Carve the Mark (Carve the Mark #1)

Akos had paused next to the door to look at the armor that decorated the wall. It was nothing like Shotet armor, bulky or unnecessarily decorated, but some of it was beautiful, made of gleaming orange metal or draped with durable black fabric. He made his way into the next room slowly.

It looked a lot like the one he had left behind in Noavek manor: all the supplies and equipment necessary to brew poisons and potions were along one wall, arranged the way he liked it. In the week before his betrayal, I had sent a picture of his setup ahead of us to be copied exactly. There was a bed with dark gray sheets—most Shotet fabric was blue, so the sheets had been hard to find. The burnstones in the lanterns above the bed had been dusted with jealousy powder, so they burned yellow. There were books on elmetahak and Shotet culture on the low bookcase next to the bed. I pressed a button next to the door, and a huge, holographic map of our location sprawled over the ceiling—right now it displayed Voa, since we were still hovering above it, but it would show our path through the galaxy as we traveled.

“I know quarters are close here,” I said. “But space on the ship is limited. I tried to make it livable for us both.”

“You made this place?” he said, turning toward me. I couldn’t read his expression. I nodded.

“Unfortunately, we’ll have to share a bathroom.” Still babbling. “But it’s not for long.”

“Cyra,” he interrupted. “Nothing is blue. Not even the clothes. And the iceflowers are labeled in Thuvhesit.”

“Your people think blue is cursed. And you can’t read Shotet,” I said quietly. My currentshadows started to move faster, sprawling under my skin and pooling beneath my cheeks. My head pounded so hard I had to blink away tears. “The books on elmetahak are in Shotet, unfortunately, but there’s a translation device next to them. Just place it over the page, and—”

“But after what I did to you . . .” he began.

“I sent the instructions before that,” I replied.

Akos sat down on the edge of the bed.

“Thank you,” he said. “I’m sorry, about . . . everything. I just wanted to get him out. It was all I could think about.”

His brow was a straight, low line above his eyes that made it too easy to see his sadness as anger. He had cut his chin shaving.

There was a rumble in his whisper: “He was the last thing I had left.”
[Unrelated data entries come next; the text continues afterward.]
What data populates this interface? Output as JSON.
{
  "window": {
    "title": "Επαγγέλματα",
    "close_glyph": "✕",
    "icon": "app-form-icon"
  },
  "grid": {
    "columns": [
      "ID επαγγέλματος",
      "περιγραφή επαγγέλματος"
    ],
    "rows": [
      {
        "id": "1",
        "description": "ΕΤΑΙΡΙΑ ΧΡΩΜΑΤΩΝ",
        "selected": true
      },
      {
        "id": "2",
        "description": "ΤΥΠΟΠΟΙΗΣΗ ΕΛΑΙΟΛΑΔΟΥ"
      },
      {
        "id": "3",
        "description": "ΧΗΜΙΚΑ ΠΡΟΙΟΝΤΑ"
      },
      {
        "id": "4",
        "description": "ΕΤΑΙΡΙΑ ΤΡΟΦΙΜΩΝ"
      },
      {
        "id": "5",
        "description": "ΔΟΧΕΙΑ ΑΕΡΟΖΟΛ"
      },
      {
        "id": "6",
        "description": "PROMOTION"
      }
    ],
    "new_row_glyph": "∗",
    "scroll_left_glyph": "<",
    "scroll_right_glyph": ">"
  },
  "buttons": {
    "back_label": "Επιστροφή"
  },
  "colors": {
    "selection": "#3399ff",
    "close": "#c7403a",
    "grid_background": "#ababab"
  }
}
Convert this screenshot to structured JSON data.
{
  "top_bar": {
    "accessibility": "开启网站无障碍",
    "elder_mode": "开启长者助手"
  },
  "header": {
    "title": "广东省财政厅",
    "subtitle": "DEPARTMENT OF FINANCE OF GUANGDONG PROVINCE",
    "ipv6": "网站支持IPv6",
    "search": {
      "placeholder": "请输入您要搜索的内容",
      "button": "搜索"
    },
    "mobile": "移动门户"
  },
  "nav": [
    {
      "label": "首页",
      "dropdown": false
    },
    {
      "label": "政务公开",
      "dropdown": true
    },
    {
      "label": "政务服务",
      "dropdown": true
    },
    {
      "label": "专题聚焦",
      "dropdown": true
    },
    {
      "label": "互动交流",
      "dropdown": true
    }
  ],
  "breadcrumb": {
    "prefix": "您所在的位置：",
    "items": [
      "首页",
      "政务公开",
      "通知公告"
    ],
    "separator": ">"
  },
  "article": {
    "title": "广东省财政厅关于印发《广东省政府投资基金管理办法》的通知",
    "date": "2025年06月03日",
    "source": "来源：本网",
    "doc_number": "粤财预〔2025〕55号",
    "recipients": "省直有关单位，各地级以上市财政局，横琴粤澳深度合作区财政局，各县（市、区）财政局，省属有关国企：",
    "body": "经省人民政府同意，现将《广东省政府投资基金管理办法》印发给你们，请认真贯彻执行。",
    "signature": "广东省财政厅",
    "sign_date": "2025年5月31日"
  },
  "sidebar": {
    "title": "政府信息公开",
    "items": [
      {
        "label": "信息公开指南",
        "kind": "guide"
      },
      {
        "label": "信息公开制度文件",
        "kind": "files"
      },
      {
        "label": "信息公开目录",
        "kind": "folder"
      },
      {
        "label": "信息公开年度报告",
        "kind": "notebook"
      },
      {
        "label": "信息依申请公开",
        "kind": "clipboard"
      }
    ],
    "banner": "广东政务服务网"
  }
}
“I know,” I replied, but I didn’t know, not really. I had watched Ryzek do things that made my stomach turn. But it was different for me than it was for Akos. I at least knew that I was capable of similar horrors. He had no way of understanding what Eijeh had become.

“How do you keep doing this?” he said. “Keep going, when everything is so horrible?”
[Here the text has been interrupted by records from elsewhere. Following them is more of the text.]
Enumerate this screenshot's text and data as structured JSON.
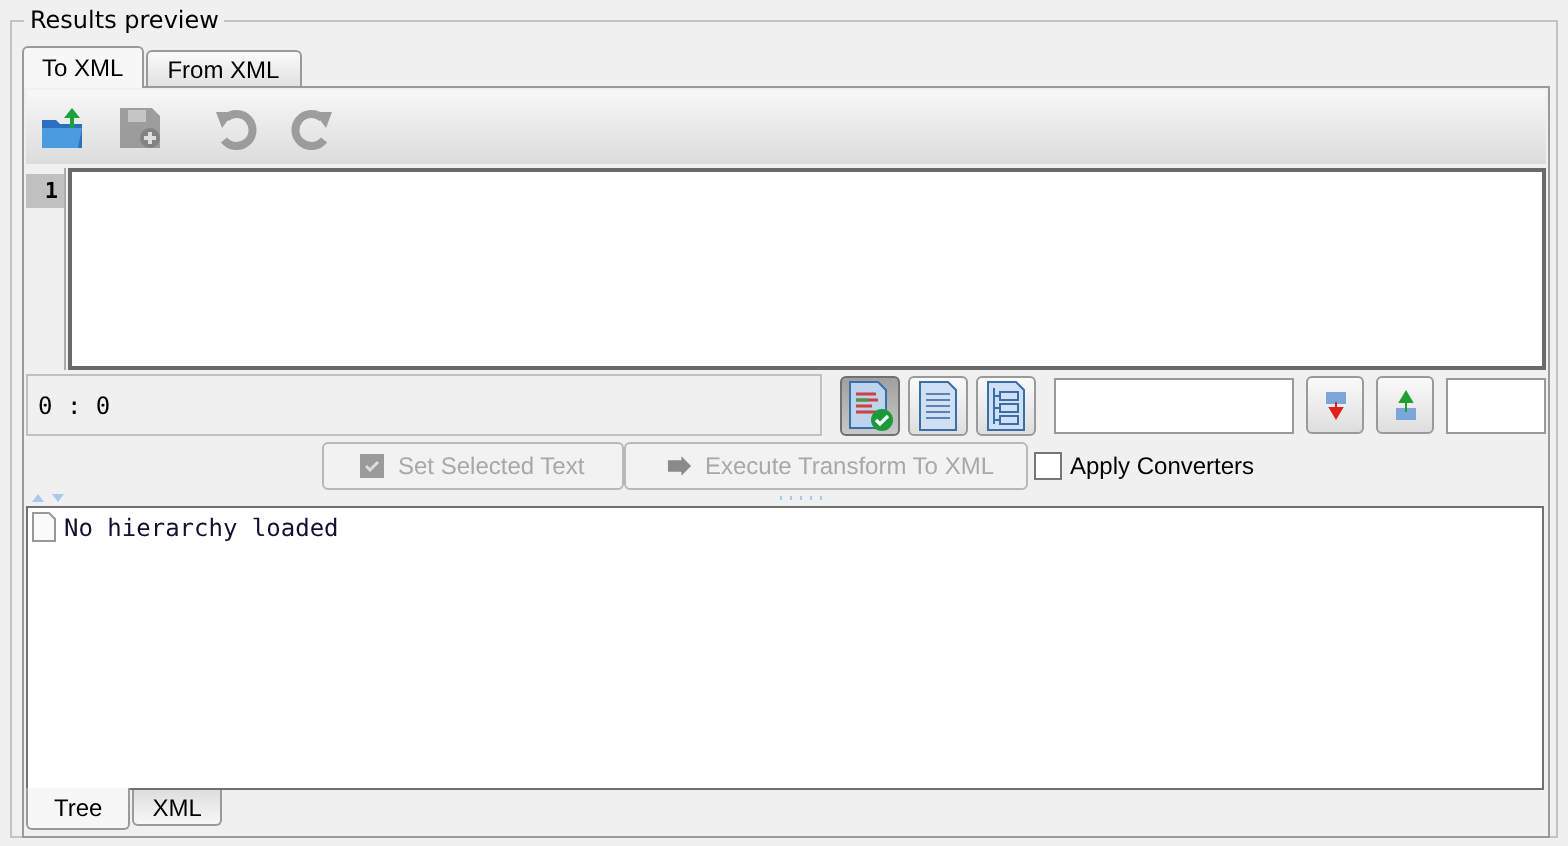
{
  "group": {
    "title": "Results preview"
  },
  "tabs": [
    {
      "label": "To XML",
      "selected": true
    },
    {
      "label": "From XML",
      "selected": false
    }
  ],
  "toolbar": [
    {
      "kind": "open",
      "disabled": false
    },
    {
      "kind": "save",
      "disabled": true
    },
    {
      "kind": "undo",
      "disabled": true
    },
    {
      "kind": "redo",
      "disabled": true
    }
  ],
  "editor": {
    "line_numbers": [
      "1"
    ]
  },
  "status": {
    "position": "0 : 0"
  },
  "view_buttons": [
    {
      "kind": "validated",
      "selected": true
    },
    {
      "kind": "document",
      "selected": false
    },
    {
      "kind": "outline",
      "selected": false
    }
  ],
  "actions": [
    {
      "label": "Set Selected Text",
      "kind": "set",
      "disabled": true
    },
    {
      "label": "Execute Transform To XML",
      "kind": "execute",
      "disabled": true
    }
  ],
  "apply_converters": {
    "label": "Apply Converters",
    "checked": false
  },
  "tree": {
    "items": [
      {
        "label": "No hierarchy loaded"
      }
    ]
  },
  "bottom_tabs": [
    {
      "label": "Tree",
      "selected": true
    },
    {
      "label": "XML",
      "selected": false
    }
  ]
}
Horrible. Was that what life was? I had never put a word to it. Pain had a way of breaking time down. I thought about the next minute, the next hour. There wasn’t enough space in my mind to put all those pieces together, to find words to summarize the whole of it. But the “keep going” part, I knew the words for.

“Find another reason to go on,” I said. “It doesn’t have to be a good one, or a noble one. It just has to be a reason.”

I knew mine: There was a hunger inside me, and there always had been. That hunger was stronger than pain, stronger than horror. It gnawed even after everything else inside me had given up. It was not hope; it did not soar; it slithered, clawed, and dragged, and it would not let me stop.

And when I finally named it, I found it was something very simple: the desire to live.

That night was the last night of the Sojourn Festival, when the last few transport vessels landed in the loading bay and we all feasted on the sojourn ship together. The people we brought with us were supposed to be energetic by now, their confidence and determination bolstered by the celebratory events of the past week, and it seemed to me that they were. The crowd that carried Akos and me on their tide toward the loading bay was buoyant and loud. I was careful to keep my bare skin away from them; I didn’t want to draw attention to myself by causing people pain.

I walked to the platform where Ryzek stood braced against the railing, Eijeh at his right. Where was Vas?

I wore my Shotet armor, polished to perfection, over a long, sleeveless black dress. The fabric brushed the toes of my boots as I moved.

Ryzek’s kill marks were on full display; he kept his arm flexed to show them at their best. Someday he would begin a second row, like my father. When I arrived, he flashed a smile at me, which made me shudder.